Winery in the Judean Hills, Israel

Teperberg 1870 Winery (יקב טפרברג 1870) is a winery near kibbutz Tzora in the foothills of the Judean hills, Israel. Founded in 1870 in Ottoman Palestine, it is Israel's oldest winery, as well as its fourth largest.
==History==
Originally called Efrat, the winery was founded in 1870 by Avraham Teperberg and his son, Zeev Zaid Teperberg. The name was based on the biblical "Efrata shehi Beit Lechem", the road by which the grapes were brought to the winery. It was first established in the Old City of Jerusalem. When Zeev Teperberg died in 1905, his son, Mordechai Shimon, took over the management.

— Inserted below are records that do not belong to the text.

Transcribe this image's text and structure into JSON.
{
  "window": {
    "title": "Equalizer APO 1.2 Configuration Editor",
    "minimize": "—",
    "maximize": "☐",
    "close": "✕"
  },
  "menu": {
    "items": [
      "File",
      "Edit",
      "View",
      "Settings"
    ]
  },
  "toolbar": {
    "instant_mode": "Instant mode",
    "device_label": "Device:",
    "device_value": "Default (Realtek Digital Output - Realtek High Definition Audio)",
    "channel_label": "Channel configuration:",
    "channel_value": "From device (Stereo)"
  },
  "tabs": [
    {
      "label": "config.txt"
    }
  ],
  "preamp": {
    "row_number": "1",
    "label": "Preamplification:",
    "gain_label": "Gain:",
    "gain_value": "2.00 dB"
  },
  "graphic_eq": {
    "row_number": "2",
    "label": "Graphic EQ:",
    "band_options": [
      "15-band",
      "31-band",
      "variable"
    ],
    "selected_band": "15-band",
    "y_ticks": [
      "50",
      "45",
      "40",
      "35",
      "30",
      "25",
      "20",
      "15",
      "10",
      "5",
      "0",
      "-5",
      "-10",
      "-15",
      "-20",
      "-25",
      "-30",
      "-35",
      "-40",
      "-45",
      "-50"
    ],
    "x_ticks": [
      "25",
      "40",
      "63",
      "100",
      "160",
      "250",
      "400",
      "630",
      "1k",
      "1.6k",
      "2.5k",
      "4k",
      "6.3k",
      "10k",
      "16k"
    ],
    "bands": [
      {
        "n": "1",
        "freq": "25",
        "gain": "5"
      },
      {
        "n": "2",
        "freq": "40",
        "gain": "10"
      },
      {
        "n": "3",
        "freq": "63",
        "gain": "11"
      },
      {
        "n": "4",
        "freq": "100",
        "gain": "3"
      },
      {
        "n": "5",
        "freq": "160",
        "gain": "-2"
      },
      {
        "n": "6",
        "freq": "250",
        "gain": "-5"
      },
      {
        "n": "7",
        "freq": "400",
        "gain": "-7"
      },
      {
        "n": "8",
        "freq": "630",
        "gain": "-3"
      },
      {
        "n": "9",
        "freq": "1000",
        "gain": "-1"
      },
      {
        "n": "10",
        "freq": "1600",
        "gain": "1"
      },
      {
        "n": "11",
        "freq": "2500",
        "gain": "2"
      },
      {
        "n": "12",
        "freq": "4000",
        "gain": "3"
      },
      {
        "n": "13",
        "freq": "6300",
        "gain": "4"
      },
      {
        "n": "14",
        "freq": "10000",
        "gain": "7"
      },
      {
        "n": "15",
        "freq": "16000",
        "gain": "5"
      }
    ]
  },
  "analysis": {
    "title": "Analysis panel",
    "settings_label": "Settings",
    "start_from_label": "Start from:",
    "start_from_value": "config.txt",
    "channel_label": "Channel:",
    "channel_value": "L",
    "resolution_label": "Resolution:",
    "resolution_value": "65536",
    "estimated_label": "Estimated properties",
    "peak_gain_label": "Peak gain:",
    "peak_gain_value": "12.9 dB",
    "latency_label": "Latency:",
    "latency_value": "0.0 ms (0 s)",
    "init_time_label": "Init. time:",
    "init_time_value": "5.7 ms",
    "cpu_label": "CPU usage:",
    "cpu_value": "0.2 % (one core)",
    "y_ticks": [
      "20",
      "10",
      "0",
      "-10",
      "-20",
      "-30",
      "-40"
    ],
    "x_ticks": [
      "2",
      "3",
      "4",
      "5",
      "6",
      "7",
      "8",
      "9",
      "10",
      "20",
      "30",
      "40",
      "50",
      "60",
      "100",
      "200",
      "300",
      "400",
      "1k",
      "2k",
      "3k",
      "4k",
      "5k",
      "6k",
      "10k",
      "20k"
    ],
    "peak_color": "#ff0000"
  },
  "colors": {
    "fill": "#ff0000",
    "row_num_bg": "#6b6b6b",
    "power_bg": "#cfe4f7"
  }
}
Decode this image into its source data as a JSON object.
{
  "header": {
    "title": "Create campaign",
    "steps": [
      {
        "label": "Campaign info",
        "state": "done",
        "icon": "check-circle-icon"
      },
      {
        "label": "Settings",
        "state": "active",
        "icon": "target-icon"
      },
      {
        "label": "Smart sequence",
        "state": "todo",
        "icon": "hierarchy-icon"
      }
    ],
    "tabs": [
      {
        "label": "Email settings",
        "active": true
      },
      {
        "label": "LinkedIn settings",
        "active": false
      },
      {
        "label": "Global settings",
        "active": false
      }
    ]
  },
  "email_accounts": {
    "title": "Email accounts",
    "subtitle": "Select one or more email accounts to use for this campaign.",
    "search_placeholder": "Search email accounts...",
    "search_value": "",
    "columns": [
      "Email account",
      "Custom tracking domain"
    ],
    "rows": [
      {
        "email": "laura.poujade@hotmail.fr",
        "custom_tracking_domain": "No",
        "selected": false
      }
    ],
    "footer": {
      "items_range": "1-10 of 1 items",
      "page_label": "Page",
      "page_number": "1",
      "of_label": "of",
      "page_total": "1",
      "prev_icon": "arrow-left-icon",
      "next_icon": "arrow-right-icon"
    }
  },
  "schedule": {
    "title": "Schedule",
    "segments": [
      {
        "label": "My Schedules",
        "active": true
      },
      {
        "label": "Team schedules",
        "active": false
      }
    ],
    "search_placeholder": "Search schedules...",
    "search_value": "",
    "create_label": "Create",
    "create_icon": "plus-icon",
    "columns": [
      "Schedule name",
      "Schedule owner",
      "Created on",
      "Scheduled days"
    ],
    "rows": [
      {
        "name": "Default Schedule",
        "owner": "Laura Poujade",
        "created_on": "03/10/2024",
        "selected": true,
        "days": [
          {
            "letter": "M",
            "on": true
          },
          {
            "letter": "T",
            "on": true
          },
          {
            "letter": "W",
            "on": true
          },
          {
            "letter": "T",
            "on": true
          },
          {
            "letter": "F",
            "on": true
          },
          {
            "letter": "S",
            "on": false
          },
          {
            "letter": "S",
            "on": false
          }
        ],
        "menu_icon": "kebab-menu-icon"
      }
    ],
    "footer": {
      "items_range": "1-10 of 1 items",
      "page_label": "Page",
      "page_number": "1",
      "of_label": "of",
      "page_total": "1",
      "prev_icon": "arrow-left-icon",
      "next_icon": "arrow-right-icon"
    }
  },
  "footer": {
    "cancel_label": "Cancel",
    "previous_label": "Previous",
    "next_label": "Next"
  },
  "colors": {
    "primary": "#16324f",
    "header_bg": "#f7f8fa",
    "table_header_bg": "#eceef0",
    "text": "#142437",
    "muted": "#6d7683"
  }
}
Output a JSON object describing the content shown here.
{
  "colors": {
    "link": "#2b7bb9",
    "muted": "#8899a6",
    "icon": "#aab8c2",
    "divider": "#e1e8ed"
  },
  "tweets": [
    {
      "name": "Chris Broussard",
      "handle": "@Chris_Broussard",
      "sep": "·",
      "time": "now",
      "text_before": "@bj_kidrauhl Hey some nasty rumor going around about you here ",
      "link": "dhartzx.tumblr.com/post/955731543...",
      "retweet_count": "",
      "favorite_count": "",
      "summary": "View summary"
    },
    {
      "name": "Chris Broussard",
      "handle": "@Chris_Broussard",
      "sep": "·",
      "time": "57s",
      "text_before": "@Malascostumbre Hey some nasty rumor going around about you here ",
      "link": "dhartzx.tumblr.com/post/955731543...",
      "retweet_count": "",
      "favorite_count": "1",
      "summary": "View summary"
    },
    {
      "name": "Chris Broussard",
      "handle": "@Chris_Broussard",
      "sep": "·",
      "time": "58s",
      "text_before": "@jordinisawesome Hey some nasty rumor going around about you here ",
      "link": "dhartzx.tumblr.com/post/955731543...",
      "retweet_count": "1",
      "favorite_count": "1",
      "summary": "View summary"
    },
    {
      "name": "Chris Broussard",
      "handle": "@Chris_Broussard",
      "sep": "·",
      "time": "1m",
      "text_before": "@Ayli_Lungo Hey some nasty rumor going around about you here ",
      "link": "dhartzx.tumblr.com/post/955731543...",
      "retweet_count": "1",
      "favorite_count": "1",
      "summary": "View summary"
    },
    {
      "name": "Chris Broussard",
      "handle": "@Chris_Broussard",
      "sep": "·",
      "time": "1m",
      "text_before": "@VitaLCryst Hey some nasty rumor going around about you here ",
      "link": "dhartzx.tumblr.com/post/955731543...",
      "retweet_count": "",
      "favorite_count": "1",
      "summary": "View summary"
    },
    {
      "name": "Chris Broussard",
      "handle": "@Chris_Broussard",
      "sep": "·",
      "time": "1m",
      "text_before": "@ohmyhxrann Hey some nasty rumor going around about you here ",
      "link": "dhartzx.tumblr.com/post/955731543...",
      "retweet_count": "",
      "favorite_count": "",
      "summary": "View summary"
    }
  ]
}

The Mandate government ruled that all "industries" had to leave the Old City of Jerusalem, so the winery moved outside the city walls to various locations. In 1950, Mordechai's sons Menachem and Yitzhak established another winery in Nahalat Yitzhak. When Yitzhak died in 1960, Menachem continued to manage the family winery on his own. In 1964, Menachem purchased land in Motza, just outside Jerusalem, to accommodate the growing business. A modern winery was established there in 1967. Starting in 2002 the winery began an effort to make more sophisticated wines, moved to kibbutz Tzora, and changed its name to Teperberg 1870.

==Today==
Managed by Moti Teperberg, Teperberg is now one of Israel's leading wineries, producing over 100 varieties of wine and grape juice. The company markets over four million bottles a year, locally and worldwide. Teperberg has been cited as one of Israel's most notable wineries.